The library was probably closed by now. So much for Google Maps or whatever. What he needed was a gas station, but he learned quickly that not all of them sold maps anymore. He stopped at a McDonald’s and picked up a fast-food dinner, which he ate as he drove.

Eventually, by stopping and asking for directions the old-fashioned way, he found the right street in Concord. He parked on the street, not in the driveway. He pulled a wire from the ignition assembly to shut off the car and got out. Halfway down the block was a stuttering streetlamp; the dim light flickered.

This house was immense and modern and angular. From the front it looked like a Lego construction, but pleasingly so: a ziggurat of glass and concrete. He punched the code into the burglar alarm and disarmed it. Then he entered the combination on the front-door padlock and got the door open.
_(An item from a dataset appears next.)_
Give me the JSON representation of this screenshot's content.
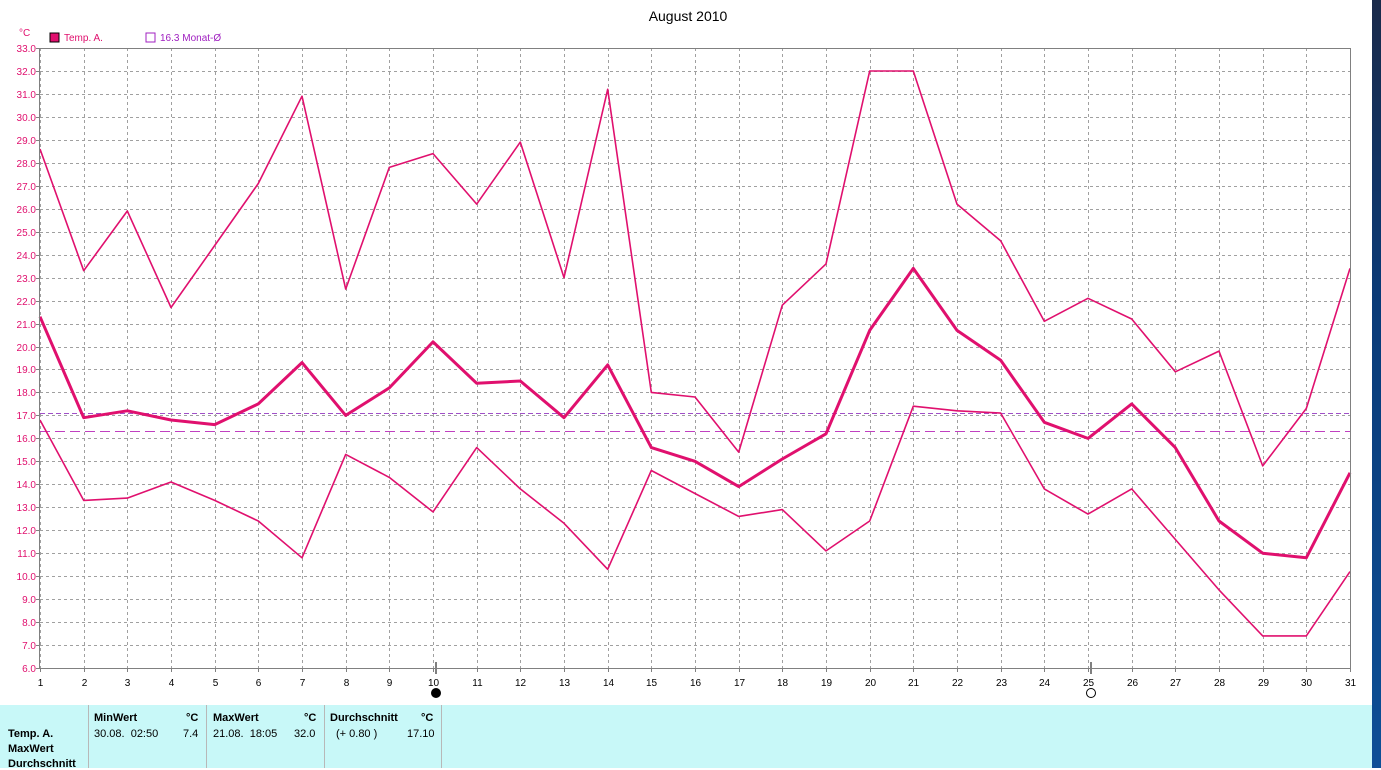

He could smell something faintly lavender, probably from a sachet placed in the front hallway by the listing agent. He pointed the mini-flashlight’s beam up and down, side to side, so he could see which way to go. Honed marble tiles on the floor, a small black table that bore a single orchid in a white vase, and—

— the door opened, and an angular man loomed in the entrance, a woman just behind him.

“Hello?” the man said.

“Can I help you?” said Tanner.

64

The man, who looked around forty, had short brown hair and a smudge of lipstick on his left cheek. He reeked of booze.

The woman right behind him was a pale blond whose lipstick was a mess. She was blushing a violent pink.

“N-no,” the man said. “We’re — we’re fine, we were just — I’m with Century 21 — are you from Coldwell Banker?”

Tanner shook his head.

“Sorry, I thought it was off the market,” said the man.

“No,” Tanner said. “I’ve got a buyer who’s going to show up at any second.” He tugged the backpack off his shoulder and set it down. “Sorry about that.”

The disappointed horny couple turned and stumbled down the broad concrete front steps into the night.

Next to the orchid on the black table stood a square white envelope with his last name on it, in Sarah’s neat printing. She must have come by.

On the card inside it said only

Goes right to your hips

xx

“Huh?” he said aloud.

“Goes right to your hips”? Was that some kind of joke he didn’t get? Some women talked that way, about ice cream and slices of pie, but fortunately that wasn’t Sarah’s style. The only time she’d say something like that — actually, now he remembered — was quoting her mother explaining why there was never a cookie jar in the house. You eat that, it goes straight to your hips, her mother warned her. Which only made Sarah more fond of cookies. Because no one wants to be told something like that.